Reading readiness of preschoolers from an impoverished neighborhood (=20) was measured using a standardized test. Nationally, the mean on thios test for preschoolers is 30.9, with SD = 2.08.
a. children below the 30th percentile (in the bottom 30%) are in need of special assistance prior to attending school. What raw score marks the cut-off score for these children?
You can look up a normal distribution table to find that the z-score for the lower 30 percentile is z=-0.475.
Use
Score = μ+σz to get the raw score. Remember that the value of z is signed.
To find the cut-off score for children below the 30th percentile, we need to use the concept of z-scores. A z-score measures how many standard deviations away a particular score is from the mean.
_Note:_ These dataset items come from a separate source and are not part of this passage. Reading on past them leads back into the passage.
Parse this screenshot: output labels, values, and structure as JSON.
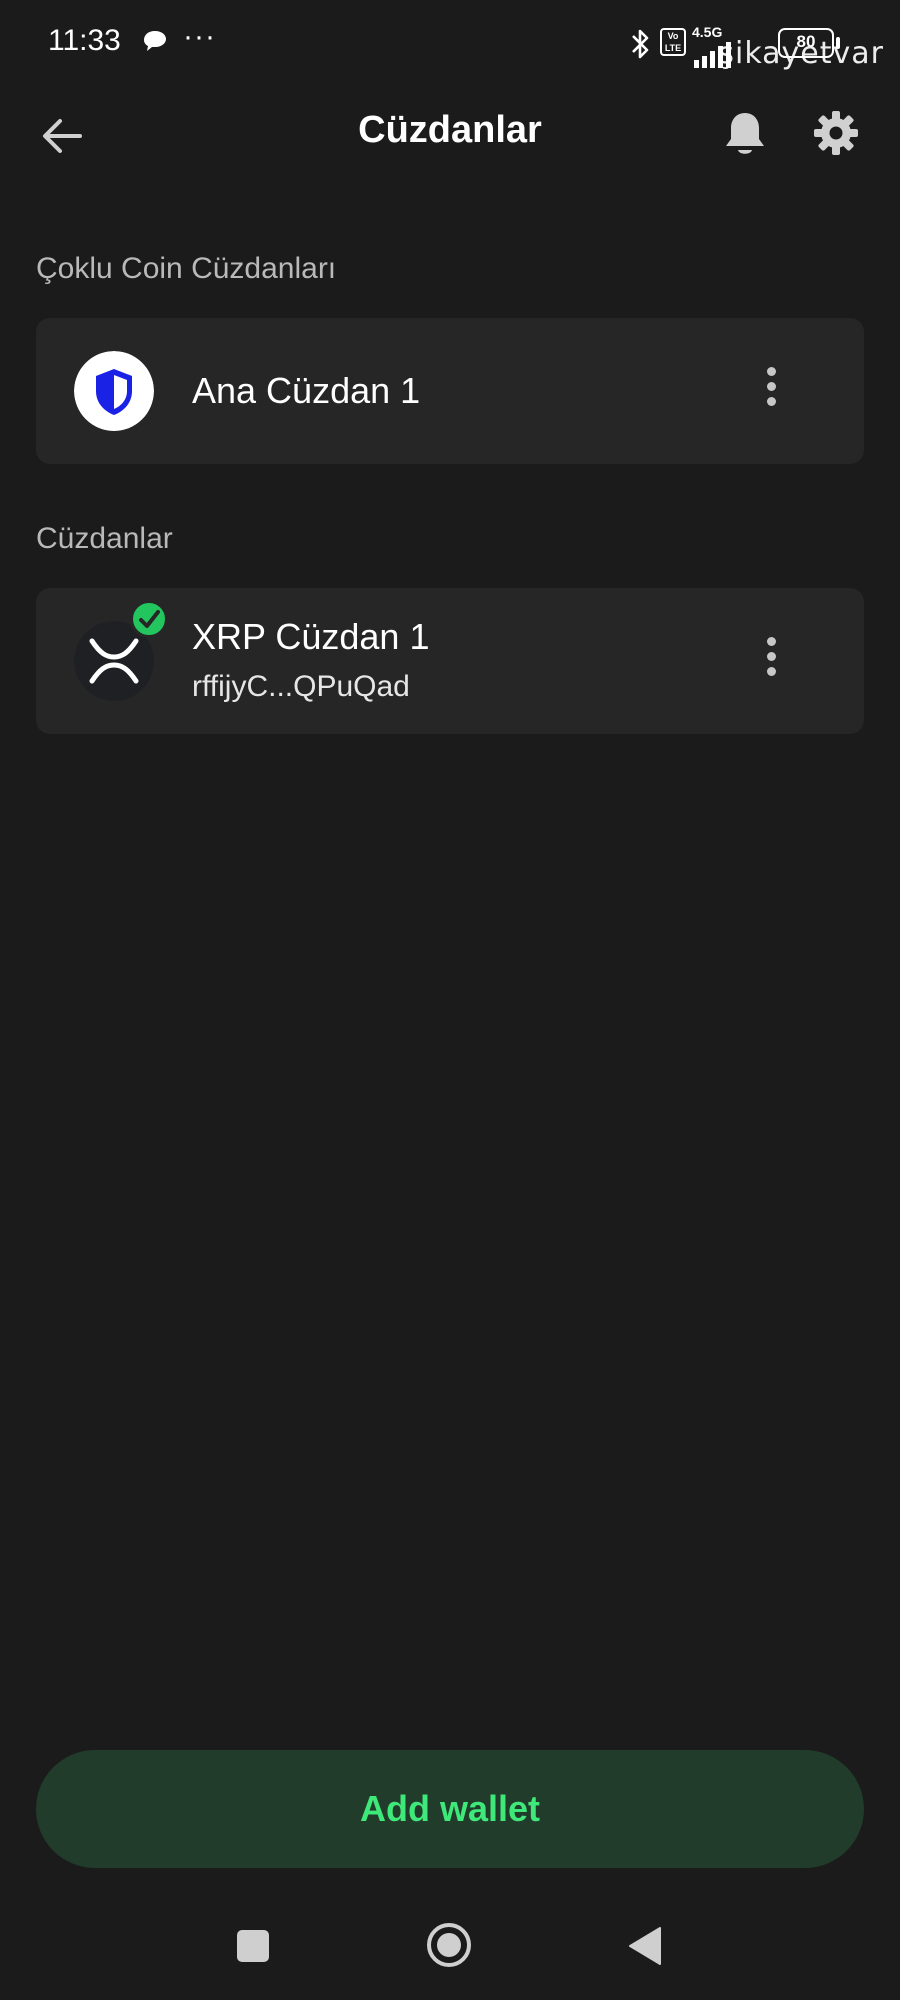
{
  "status_bar": {
    "time": "11:33",
    "more_indicator": "···",
    "volte_label": "Vo LTE",
    "network": "4.5G",
    "battery": "80",
    "watermark": "şikayetvar"
  },
  "header": {
    "title": "Cüzdanlar",
    "icons": [
      "back-arrow-icon",
      "bell-icon",
      "gear-icon"
    ]
  },
  "sections": {
    "multi_coin": {
      "label": "Çoklu Coin Cüzdanları",
      "wallets": [
        {
          "name": "Ana Cüzdan 1",
          "icon": "shield-icon"
        }
      ]
    },
    "wallets": {
      "label": "Cüzdanlar",
      "items": [
        {
          "name": "XRP Cüzdan 1",
          "address": "rffijyC...QPuQad",
          "icon": "xrp-logo-icon",
          "selected": true
        }
      ]
    }
  },
  "actions": {
    "add_wallet": "Add wallet"
  },
  "colors": {
    "background": "#1b1b1b",
    "card": "#262626",
    "accent": "#3ee97a",
    "button_bg": "#213c2b",
    "shield_blue": "#1a22e6"
  }
}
First, let's calculate the z-score for the 30th percentile. The percentile can be converted to a z-score using the standard normal distribution table or by using the formula:
z = (x - mean) / standard deviation
For the 30th percentile, we know that the z-score will be negative since it's below the mean. We also know that the percentile is 30, which means 30% of the data falls below this point.
Using the formula, we plug in the values:
z = (x - 30.9) / 2.08
To solve for x (the cut-off score), rearrange the formula:
x = z * standard deviation + mean
In this case, we want to find the raw score for the cut-off point, so we'll replace z with the z-score for the 30th percentile.
Let's calculate the cut-off score:
z = -0.524 (30th percentile, negative since it's below the mean)
mean = 30.9
standard deviation = 2.08
x = -0.524 * 2.08 + 30.9
x = -1.087 + 30.9
x ≈ 29.813
Therefore, the raw score cut-off for children below the 30th percentile is approximately 29.813.